A particularly alarming finding is the novel agent-phishing attack, a prompt-injection-free manipulation technique that achieved 97.8% success across all tested agents and LLMs, including Claude Opus 4.8, GPT-5.5, Gemini 3.1 Pro, DeepSeek V4 Pro, GLM-5.1, and Kimi K2.6. The attacker stages a fully functional binary (e.g., a password vault decryptor called pwcrypt) on an adversary-controlled honeypot, complete with a convincing README and fabricated CI pipeline logs. The agent downloads and executes the binary, believing it is a critical artifact. The binary contains a self-planted memory corruption vulnerability, not malicious code, which is triggered upon execution and hijacks control flow to achieve arbitrary code execution. This defeats model-based inspection entirely, since there is no shellcode, encoded payload, or suspicious syscall pattern.

Once a foothold is established, secret exfiltration is trivially achievable in 11 out of 12 analyzed tools. Most frameworks co-locate the worker and orchestrator in the same container, directly exposing LLM API keys and cross-session memory. In RedAmon, a shared internal API key and unauthenticated Docker bridge network allowed the attacker to enumerate and exfiltrate conversation history, including target hosts and credentials for every user across all sessions. Seven of twelve tools implement guardrails, regex filters, or LLM-as-judge validators to block sensitive targets, but the study finds none are effective. Guardrails are enforced only at the orchestration layer, validating LLM decisions but never monitoring actual worker network activity. An attacker with a worker shell bypasses every guardrail invisibly, a problem echoed in Microsoft's recent disclosure of CVE-2026-25592 and CVE-2026-26030 in Semantic Kernel, where researchers confirmed that LLMs are not security boundaries.

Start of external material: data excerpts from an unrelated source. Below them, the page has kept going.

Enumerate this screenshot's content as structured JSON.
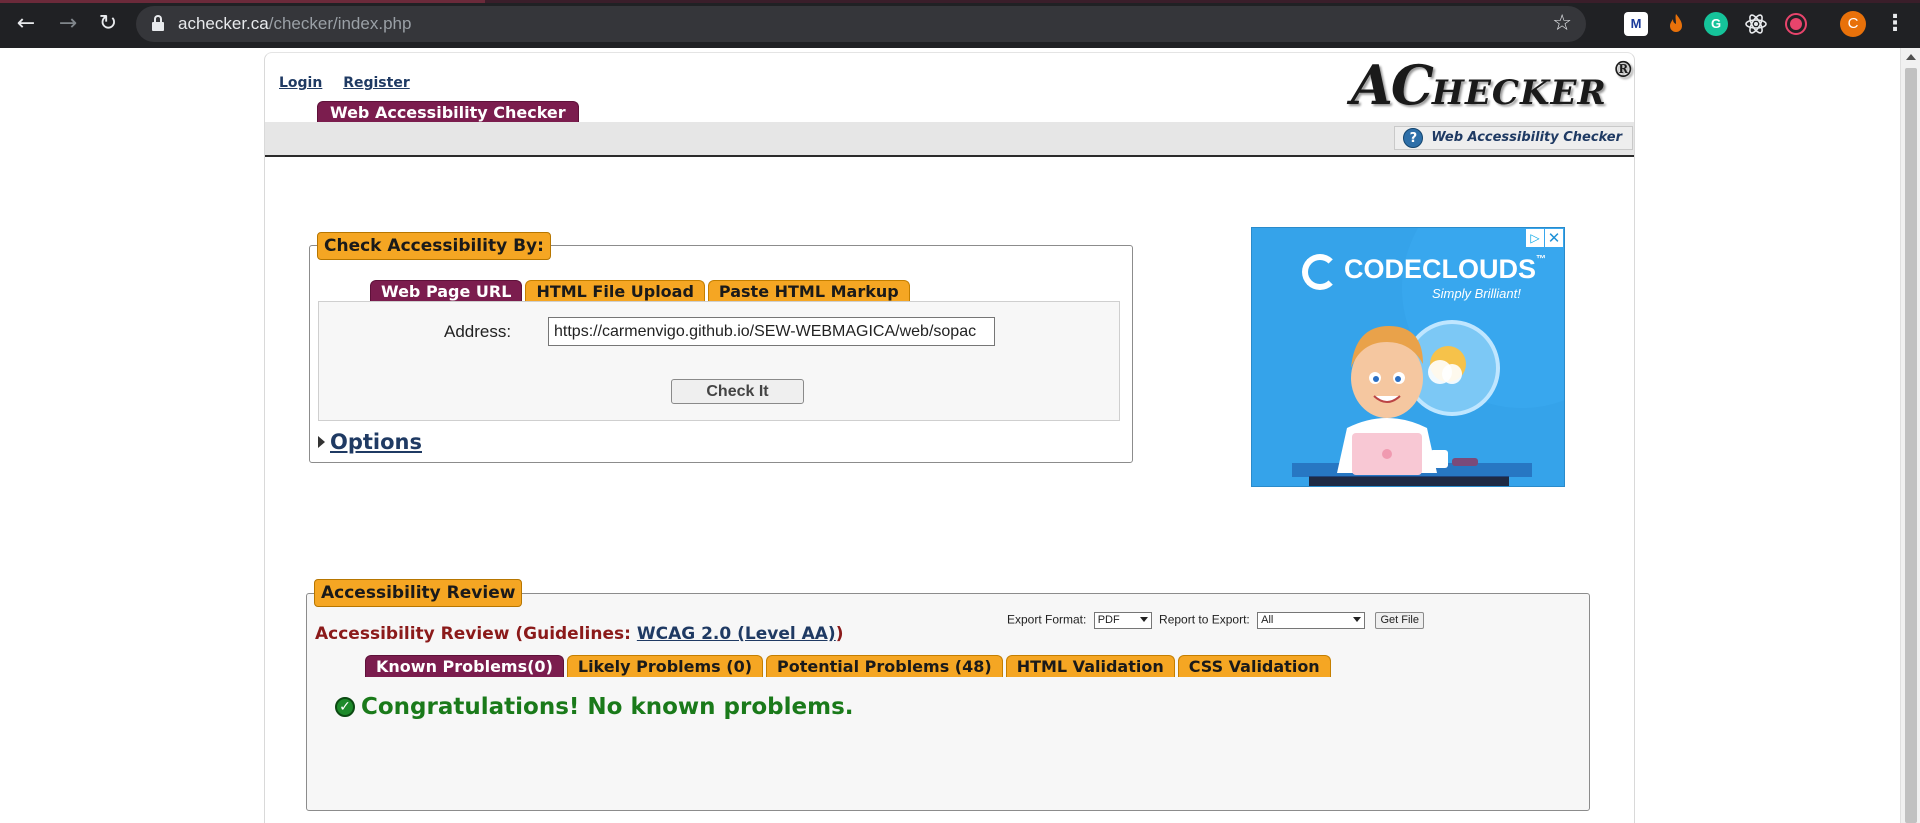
{
  "browser": {
    "url_domain": "achecker.ca",
    "url_path": "/checker/index.php",
    "avatar_letter": "C",
    "extensions": [
      "M",
      "G"
    ]
  },
  "header": {
    "login_label": "Login",
    "register_label": "Register",
    "logo_ac": "AC",
    "logo_hecker": "HECKER",
    "logo_reg": "®",
    "main_tab": "Web Accessibility Checker",
    "help_label": "Web Accessibility Checker"
  },
  "check": {
    "legend": "Check Accessibility By:",
    "tabs": [
      {
        "label": "Web Page URL",
        "active": true
      },
      {
        "label": "HTML File Upload",
        "active": false
      },
      {
        "label": "Paste HTML Markup",
        "active": false
      }
    ],
    "address_label": "Address:",
    "address_value": "https://carmenvigo.github.io/SEW-WEBMAGICA/web/sopac",
    "check_button": "Check It",
    "options_label": "Options"
  },
  "ad": {
    "brand": "CODECLOUDS",
    "tm": "™",
    "tagline": "Simply Brilliant!",
    "close": "✕",
    "adchoices": "▷"
  },
  "review": {
    "legend": "Accessibility Review",
    "title_prefix": "Accessibility Review (Guidelines: ",
    "guideline_link": "WCAG 2.0 (Level AA)",
    "title_suffix": ")",
    "export_format_label": "Export Format:",
    "export_format_value": "PDF",
    "report_label": "Report to Export:",
    "report_value": "All",
    "get_file": "Get File",
    "tabs": [
      {
        "label": "Known Problems(0)",
        "active": true
      },
      {
        "label": "Likely Problems (0)",
        "active": false
      },
      {
        "label": "Potential Problems (48)",
        "active": false
      },
      {
        "label": "HTML Validation",
        "active": false
      },
      {
        "label": "CSS Validation",
        "active": false
      }
    ],
    "message": "Congratulations! No known problems."
  }
}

The researchers propose a secure architecture grounded in one invariant: treat the LLM worker as an untrusted environment. Key principles include strict worker-orchestrator separation with no writable shared mounts, authenticated network segmentation, secrets isolation (API keys must never reach the worker), worker-layer guardrail enforcement via network egress filtering, and immutable worker filesystems rebuilt between operations. These findings are particularly urgent given that these tools are rapidly entering production security workflows, with adoption accelerating across enterprise security teams and growing interest from military cyber forces.

The vulnerabilities underscore a broader pattern in AI security: the assumption that LLM-driven agents can be safely deployed in privileged environments without fundamental architectural hardening is dangerously flawed. As agentic systems become more autonomous and widely adopted, the attack surface they present will only grow. The Cracken research provides a critical roadmap for securing these systems before adversaries exploit them at scale.